なによりも嬉しいのは、作品の舞台が北海道であるからですね。主人公はこどもの
頃に住んでいた北海道の東部にある町「枝留」から40キロほど離れた「安地内村」
に世田谷区から移り住んで、郵便配達の仕事につくのであります。
 これって、最近話題にした「階級を選び直す」ではありませんか。
「桂子が安地内村に来て、半年近くが過ぎていた。人口は約八百人。郵便配達を
していれば、否応なく顔を覚え、覚えられてしまうほど小さな村だった。春から夏
になるぐらいまでは、制服を私服に着替え、買い物にでたり役場で用をたしたり
していても、こちらに向けられる視線をはっきりと感じた。
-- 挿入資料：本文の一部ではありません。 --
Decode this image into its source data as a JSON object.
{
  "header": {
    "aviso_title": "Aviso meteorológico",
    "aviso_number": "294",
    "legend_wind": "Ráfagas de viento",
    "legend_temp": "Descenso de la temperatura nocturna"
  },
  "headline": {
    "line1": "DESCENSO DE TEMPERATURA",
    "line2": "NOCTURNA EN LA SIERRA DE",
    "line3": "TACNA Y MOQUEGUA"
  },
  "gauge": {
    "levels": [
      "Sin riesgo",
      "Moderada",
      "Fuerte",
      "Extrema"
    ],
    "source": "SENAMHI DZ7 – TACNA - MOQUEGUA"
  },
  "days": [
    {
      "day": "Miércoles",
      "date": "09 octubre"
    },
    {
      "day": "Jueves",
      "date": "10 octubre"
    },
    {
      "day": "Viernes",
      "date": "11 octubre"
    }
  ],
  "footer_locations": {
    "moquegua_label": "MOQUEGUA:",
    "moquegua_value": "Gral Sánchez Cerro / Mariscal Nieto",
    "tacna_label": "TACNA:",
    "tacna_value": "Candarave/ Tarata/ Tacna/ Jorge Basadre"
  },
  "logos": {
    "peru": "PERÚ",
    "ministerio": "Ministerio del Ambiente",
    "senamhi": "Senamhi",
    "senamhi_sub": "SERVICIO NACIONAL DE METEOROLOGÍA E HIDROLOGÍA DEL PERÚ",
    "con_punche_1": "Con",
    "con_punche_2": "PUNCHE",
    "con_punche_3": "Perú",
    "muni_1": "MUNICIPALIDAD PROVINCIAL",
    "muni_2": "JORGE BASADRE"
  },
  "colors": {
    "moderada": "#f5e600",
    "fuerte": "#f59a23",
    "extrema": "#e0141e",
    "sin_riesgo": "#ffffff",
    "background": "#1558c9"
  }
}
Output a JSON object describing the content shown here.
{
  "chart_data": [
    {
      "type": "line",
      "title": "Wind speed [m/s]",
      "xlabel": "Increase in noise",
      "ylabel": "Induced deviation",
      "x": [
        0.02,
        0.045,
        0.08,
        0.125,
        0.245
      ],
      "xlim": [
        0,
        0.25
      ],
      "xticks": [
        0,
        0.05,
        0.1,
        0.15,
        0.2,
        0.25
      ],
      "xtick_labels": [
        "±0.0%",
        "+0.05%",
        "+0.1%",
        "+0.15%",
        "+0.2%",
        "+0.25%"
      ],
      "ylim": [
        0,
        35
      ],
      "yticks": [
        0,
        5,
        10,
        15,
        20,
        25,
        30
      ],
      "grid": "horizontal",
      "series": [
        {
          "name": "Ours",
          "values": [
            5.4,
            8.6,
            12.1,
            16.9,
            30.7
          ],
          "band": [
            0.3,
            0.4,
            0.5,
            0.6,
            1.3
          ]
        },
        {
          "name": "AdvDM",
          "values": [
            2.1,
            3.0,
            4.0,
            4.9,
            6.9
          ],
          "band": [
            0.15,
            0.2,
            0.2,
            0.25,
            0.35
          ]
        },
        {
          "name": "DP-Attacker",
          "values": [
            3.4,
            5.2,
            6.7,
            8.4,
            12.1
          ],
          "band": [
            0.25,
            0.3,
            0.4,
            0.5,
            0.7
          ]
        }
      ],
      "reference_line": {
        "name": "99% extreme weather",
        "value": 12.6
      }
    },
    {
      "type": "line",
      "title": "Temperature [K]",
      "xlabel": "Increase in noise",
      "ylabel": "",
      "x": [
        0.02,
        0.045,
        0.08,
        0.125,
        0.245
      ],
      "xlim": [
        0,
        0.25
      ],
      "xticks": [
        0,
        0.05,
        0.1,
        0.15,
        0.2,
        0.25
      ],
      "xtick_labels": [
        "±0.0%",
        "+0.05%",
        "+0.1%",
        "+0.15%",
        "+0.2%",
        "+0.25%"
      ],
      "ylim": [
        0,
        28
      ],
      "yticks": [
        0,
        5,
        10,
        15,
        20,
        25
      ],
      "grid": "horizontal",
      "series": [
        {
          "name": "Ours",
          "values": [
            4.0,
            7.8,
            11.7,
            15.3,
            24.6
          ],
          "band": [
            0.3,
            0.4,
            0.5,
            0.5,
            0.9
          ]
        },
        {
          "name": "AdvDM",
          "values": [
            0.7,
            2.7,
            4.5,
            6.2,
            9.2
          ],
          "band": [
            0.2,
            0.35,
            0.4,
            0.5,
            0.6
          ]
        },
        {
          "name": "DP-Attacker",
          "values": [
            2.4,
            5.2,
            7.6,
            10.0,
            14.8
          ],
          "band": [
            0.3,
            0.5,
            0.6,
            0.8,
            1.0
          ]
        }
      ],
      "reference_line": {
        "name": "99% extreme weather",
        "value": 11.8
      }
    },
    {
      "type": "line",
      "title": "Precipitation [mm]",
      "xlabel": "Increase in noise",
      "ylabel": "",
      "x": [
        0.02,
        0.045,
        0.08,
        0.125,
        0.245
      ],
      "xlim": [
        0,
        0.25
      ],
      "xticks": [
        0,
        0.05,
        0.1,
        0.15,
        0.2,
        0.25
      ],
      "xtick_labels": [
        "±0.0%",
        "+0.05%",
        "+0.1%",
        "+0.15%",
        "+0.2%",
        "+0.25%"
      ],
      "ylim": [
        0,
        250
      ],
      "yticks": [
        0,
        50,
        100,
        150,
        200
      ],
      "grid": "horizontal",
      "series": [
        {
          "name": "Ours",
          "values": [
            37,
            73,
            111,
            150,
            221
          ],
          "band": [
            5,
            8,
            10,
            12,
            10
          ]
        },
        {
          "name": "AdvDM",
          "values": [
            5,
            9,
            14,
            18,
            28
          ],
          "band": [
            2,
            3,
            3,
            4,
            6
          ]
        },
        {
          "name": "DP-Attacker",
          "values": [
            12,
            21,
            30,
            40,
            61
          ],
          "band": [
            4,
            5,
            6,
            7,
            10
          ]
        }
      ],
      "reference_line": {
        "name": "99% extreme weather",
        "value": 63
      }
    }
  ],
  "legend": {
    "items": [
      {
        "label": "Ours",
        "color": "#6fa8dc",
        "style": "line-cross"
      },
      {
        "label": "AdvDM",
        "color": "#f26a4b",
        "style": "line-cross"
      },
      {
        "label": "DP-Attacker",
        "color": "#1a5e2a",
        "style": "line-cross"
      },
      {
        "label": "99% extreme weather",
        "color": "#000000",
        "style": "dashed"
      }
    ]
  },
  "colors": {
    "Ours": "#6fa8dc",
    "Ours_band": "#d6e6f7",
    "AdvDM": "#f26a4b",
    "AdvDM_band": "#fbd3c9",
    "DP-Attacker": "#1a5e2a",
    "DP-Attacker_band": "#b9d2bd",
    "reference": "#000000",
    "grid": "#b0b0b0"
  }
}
」
 主人公 桂子さんは、父上の仕事の関係で「枝留」にいたのだそうです。
「中学一年から高校にあがるまで、乳製品の会社に勤める父の転勤で、三年間、
となりの枝留町に住んでいた。」
 主人公は35歳とのことですから、いまから20数年前に住んでいたのですね。
「枝留」というところも、そんなに大きな町ではなさそうで、その当時でも父親は
単身赴任を選ぶというのが普通ではなかったでしょうか。
家族を伴って赴任するというのが、父親のものの考え方をあらわしているようにも
思えます。
 この作品の細部にこだわって、北海道人の視点から検証するというのは、楽しい
ことです。それなりにリアリティがあるんですね、これが。
子どものころ超いなかに暮らしていた当方にも、納得の田舎生活の現実であります。